Les Odalisques s’apparentent par leur corps nacré et glabre aux déesses classiques (le poil pubien était proscrit en peinture, le nu doté de sa pilosité était rangé dans le genre pornographique), mais elles s’en séparent fondamentalement par leur nature. Elles relèvent de la chair vivante et non du mythe. Elles sont femmes de corps et de formes.
Ces créatures préparées, disait-on, dès l'enfance à la docilité amoureuse vivaient dans les harems d’Istanbul, du Caire ou d’Alger. La peinture orientalisée des artistes occidentaux souligne leurs yeux silencieux effleurant les nôtres, des yeux désirants, directs et fragiles, où l’on peut lire la nécessité des bonheurs terrestres. « Nous sommes créées pour les donner » semblent-elles dire (Delacroix, Odalisque, 1827.) Mais toutes ces femmes ne suggèrent pas cette invite qui filtre à travers leurs paupières baissées. Certaines semblet absentes d'elles-mêmes et montrent un front que l'on dirait sans idées, un visage qu'aucune sensation n'altère. Ce regard sérieux, on peut l’apercevoir, par exemple, dans La Grande Odalisque (1814) d’Ingres ou dans Une Odalisque de Delacroix (1846.)
Les peintres, lorsqu’ils s’attaquent au sujet oriental, n’ont plus besoin de l’alibi mythologique pour représenter des nus. L’Orient, par son éloignement géographique, culturel mais aussi temporel, par sa différence civilisationnelle, faisait que les œuvres qui s’en inspiraient n’entraient pas dans les catégories établies par la censure. Parlant d’un autre monde elles pouvaient être montrées au public des Salons. Balzac, dans La Fille aux yeux d’or (1835), n’hésite pas à situer son intrigue en plein cœur de Paris, dans un hôtel particulier qu’une lesbienne Anglaise, femme du monde jalouse, transforme en une sorte de harem pour aimer, puis tuer à coups de poignard, "à la sultane", son infidèle et trop belle maîtresse, l’exotique Paquita Valdès. L’écrivain, qui connaissait bien le travail de Delacroix avoue s’être inspiré pour écrire son roman des couleurs et des décors de l’œuvre orientaliste du peintre.

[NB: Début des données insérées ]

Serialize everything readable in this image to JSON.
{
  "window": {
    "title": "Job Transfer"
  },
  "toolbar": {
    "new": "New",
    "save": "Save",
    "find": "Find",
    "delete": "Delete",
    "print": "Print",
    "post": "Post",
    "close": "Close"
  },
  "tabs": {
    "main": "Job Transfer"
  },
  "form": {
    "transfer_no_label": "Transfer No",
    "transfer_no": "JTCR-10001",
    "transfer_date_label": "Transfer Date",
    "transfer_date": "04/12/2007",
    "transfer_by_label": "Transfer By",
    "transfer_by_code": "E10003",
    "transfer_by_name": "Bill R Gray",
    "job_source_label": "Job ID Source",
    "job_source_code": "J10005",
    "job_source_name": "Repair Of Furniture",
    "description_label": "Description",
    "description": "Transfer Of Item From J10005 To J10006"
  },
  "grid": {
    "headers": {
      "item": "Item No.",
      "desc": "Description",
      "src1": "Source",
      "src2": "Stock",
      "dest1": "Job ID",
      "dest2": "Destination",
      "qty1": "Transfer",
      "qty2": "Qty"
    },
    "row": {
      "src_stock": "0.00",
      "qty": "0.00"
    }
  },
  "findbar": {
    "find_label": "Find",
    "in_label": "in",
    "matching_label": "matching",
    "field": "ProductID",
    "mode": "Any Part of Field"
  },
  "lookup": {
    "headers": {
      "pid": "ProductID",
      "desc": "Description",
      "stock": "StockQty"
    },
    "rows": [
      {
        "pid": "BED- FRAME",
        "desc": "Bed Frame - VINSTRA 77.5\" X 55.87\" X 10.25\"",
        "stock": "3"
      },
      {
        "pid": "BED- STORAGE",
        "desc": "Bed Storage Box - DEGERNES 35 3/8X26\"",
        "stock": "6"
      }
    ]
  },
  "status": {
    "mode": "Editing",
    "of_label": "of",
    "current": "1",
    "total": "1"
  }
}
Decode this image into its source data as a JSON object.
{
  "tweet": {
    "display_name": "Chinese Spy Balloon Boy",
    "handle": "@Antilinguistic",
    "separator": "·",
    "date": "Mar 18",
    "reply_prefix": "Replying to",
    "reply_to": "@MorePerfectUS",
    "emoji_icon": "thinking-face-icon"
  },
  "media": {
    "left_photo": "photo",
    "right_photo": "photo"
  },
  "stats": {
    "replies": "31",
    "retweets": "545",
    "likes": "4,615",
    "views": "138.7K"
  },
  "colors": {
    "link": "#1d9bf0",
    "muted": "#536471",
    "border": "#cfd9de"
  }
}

La peinture de Delacroix a marqué une formidable poussée dans l'art de peindre. Romantiquement fasciné par l’Orient, il s’embarque en hiver 1832, « par la plus froide des nuits de décembre », pour un voyage de six mois au Maroc et en Algérie (Femmes d’Alger dans leur appartement, 1834.) Les Odalisques qu’il peint avant et après ce voyage n’auront pas la même facture. Son Odalisque allongée sur un divan (vers 1828) intrigue par l’expression qu’il prête au modèle. On ne sait si elle cède à un pur plaisir physique où si elle est en proie à une souffrance morale. Allongée sur le dos dans une pièce à l’ameublement sommaire, baignant dans cette semi clarté des chambres d'Orient, elle dirige ses yeux noirs sur nous. Son corps aux jambes légèrement écartées dessine une torsion du bassin qui imprime à ses chairs une densité et une matérialité presque palpable. La tenture bleue du fond fait de sa peau ocrée une nappe chaude qui attise le désir.
Plus tard, en 1847, Delacroix expose Une Odalisque. Dès le titre, le peintre précise son intention de représenter une femme dans sa singularité. Cette femme au regard indifférent ne veut pas séduire. Elle regarde simplement. Et l’attitude de son corps ne présente aucune équivoque. L’impression de force qu’il dégage provient sans doute de cette gratuité de la pose, de cette absence de désir qui contredit l’idée que se faisaient les contemporains du peintre sur la permanente disponibilité amoureuse des Odalisques.